Transfer the dough to a large bowl sprayed with cooking spray and cover with a damp kitchen towel. Allow dough to rise for four hours. Turn the dough out onto a floured surface and knead it a couple of times. Then, cut it into twelve equal sized pieces. For each piece, form a ball, flatten it, and then stick your thumb through the middle and stretch it a bit to form a hole. Place the dough rings on a baking sheet sprayed with cooking spray (or covered in parchment paper – I still need to buy parchment paper for my new kitchen). Cover with a damp kitchen towel and allow to rise for one hour. When it’s time to bake, fill a large skillet about half-full with water and add 1 tablespoon of baking soda. Bring to a boil over high heat.
Working with three bagels at a time, drop the bagels into the boiling water.

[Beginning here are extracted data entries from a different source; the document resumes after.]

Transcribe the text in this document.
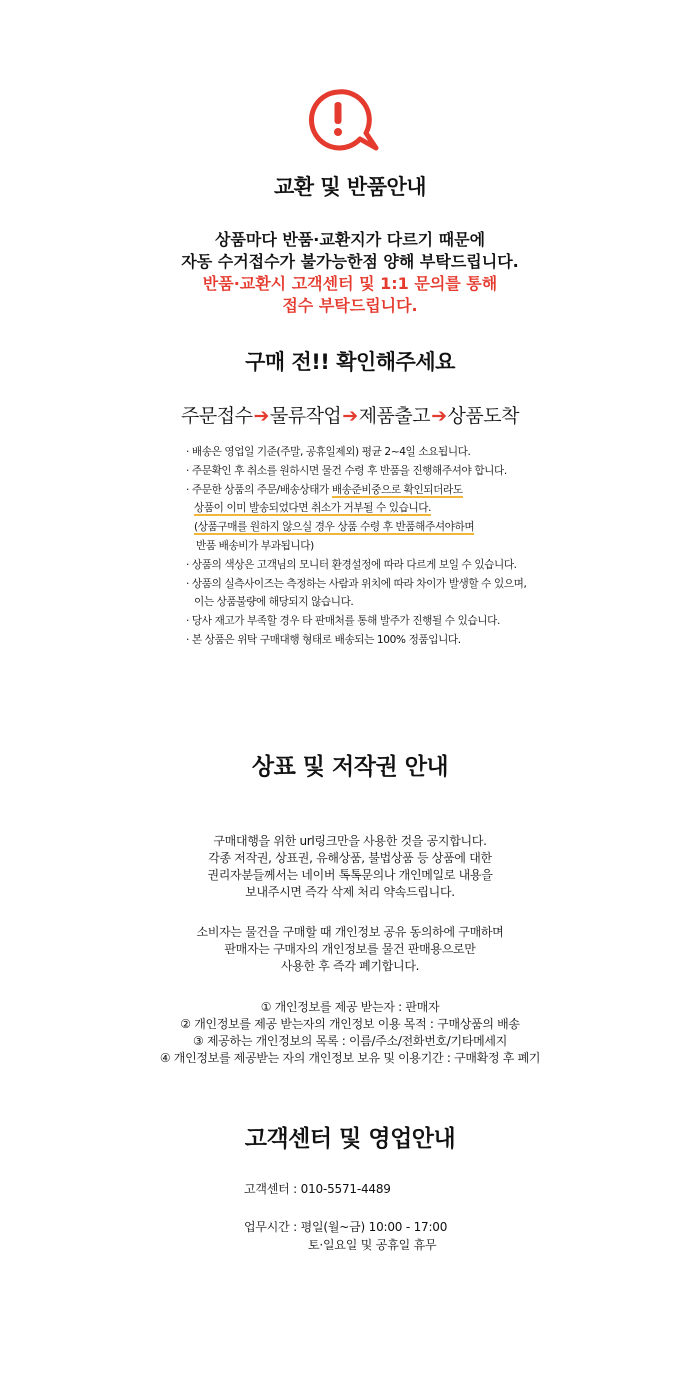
교환 및 반품안내
상품마다 반품·교환지가 다르기 때문에
자동 수거접수가 불가능한점 양해 부탁드립니다.
반품·교환시 고객센터 및 1:1 문의를 통해
접수 부탁드립니다.
구매 전!! 확인해주세요
주문접수➔물류작업➔제품출고➔상품도착
· 배송은 영업일 기준(주말, 공휴일제외) 평균 2~4일 소요됩니다.
· 주문확인 후 취소를 원하시면 물건 수령 후 반품을 진행해주셔야 합니다.
· 주문한 상품의 주문/배송상태가 배송준비중으로 확인되더라도
상품이 이미 발송되었다면 취소가 거부될 수 있습니다.
(상품구매를 원하지 않으실 경우 상품 수령 후 반품해주셔야하며
반품 배송비가 부과됩니다)
· 상품의 색상은 고객님의 모니터 환경설정에 따라 다르게 보일 수 있습니다.
· 상품의 실측사이즈는 측정하는 사람과 위치에 따라 차이가 발생할 수 있으며,
이는 상품불량에 해당되지 않습니다.
· 당사 재고가 부족할 경우 타 판매처를 통해 발주가 진행될 수 있습니다.
· 본 상품은 위탁 구매대행 형태로 배송되는 100% 정품입니다.
상표 및 저작권 안내
구매대행을 위한 url링크만을 사용한 것을 공지합니다.
각종 저작권, 상표권, 유해상품, 불법상품 등 상품에 대한
권리자분들께서는 네이버 톡톡문의나 개인메일로 내용을
보내주시면 즉각 삭제 처리 약속드립니다.
소비자는 물건을 구매할 때 개인정보 공유 동의하에 구매하며
판매자는 구매자의 개인정보를 물건 판매용으로만
사용한 후 즉각 폐기합니다.
① 개인정보를 제공 받는자 : 판매자
② 개인정보를 제공 받는자의 개인정보 이용 목적 : 구매상품의 배송
③ 제공하는 개인정보의 목록 : 이름/주소/전화번호/기타메세지
④ 개인정보를 제공받는 자의 개인정보 보유 및 이용기간 : 구매확정 후 폐기
고객센터 및 영업안내
고객센터 : 010-5571-4489
업무시간 : 평일(월~금) 10:00 - 17:00
토·일요일 및 공휴일 휴무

Boil for one minute, flipping the bagels over after 30 seconds. Use a slotted spoon or spatula to transfer boiled bagels back to baking sheet and continue with remaining bagels. Brush the tops of each bagel with egg wash and dip one side into a shallow dish full of desired seasoning. Place bake on baking sheet. Bake at 450°F for 14 minutes, until golden. Transfer the bagels to a wire rack to cool completely. I tend to keep my bagels in a bag in the freezer, but if you think you can eat 12 in a week, store them in an airtight container at room temperature. I just had one toasted with some pumpkin cream cheese and it was perfect.
- 2 cups sourdough starter
- 1 1/2 cups warm water
- 1 tablespoon olive oil
- 3 cups whole wheat flour
- 2 cups bread flour
- 1 tablespoon salt
- 1 tablespoon baking soda
- 1 egg
- 1 tablespoon water
- Everything But The Bagel Seasoning
- In a stand mixer fitted with the dough hook attachment, mix together sourdough starter, water, oil, whole wheat flour, bread flour, and salt until dough comes together. Allow dough to rest in bowl, covered, for 10 minutes.
- Turn mixer on low speed, still with dough hook attachment, and knead dough for about 4 minutes, until smooth and elastic. Transfer dough to a large bowl sprayed with cooking spray and cover with a damp kitchen towel. Allow to rise for 4 hours.
- Turn dough onto a floured surface and knead a couple of times. Cut dough into 12 equal pieces. With each piece, form a ball, flatten, and push your thumb through the center to make a hole. Place dough rings on a baking sheet sprayed with cooking spray. Cover with a damp kitchen towel and allow to rise for 1 hour.
- Fill a 12-inch skillet half-full with water and add 1 tablespoon of baking soda. Bring to a boil over high heat.
- Working with three bagels at a time, drop bagels into boiling water and boil for 1 minute, flipping bagels over after 30 seconds. Remove from boiling water and place back on baking sheet and repeat with remaining bagels.
- Whisk together egg and 1 tablespoon of water to form an egg wash. Pour seasoning onto a shallow dish.
- Brush the top of each bagel with egg wash. Dip each bagel in seasoning and place back on baking sheet.
- Bake bagels at 450°F for 14 minutes until golden. Remove from baking sheet and place on wire rack to cool completely.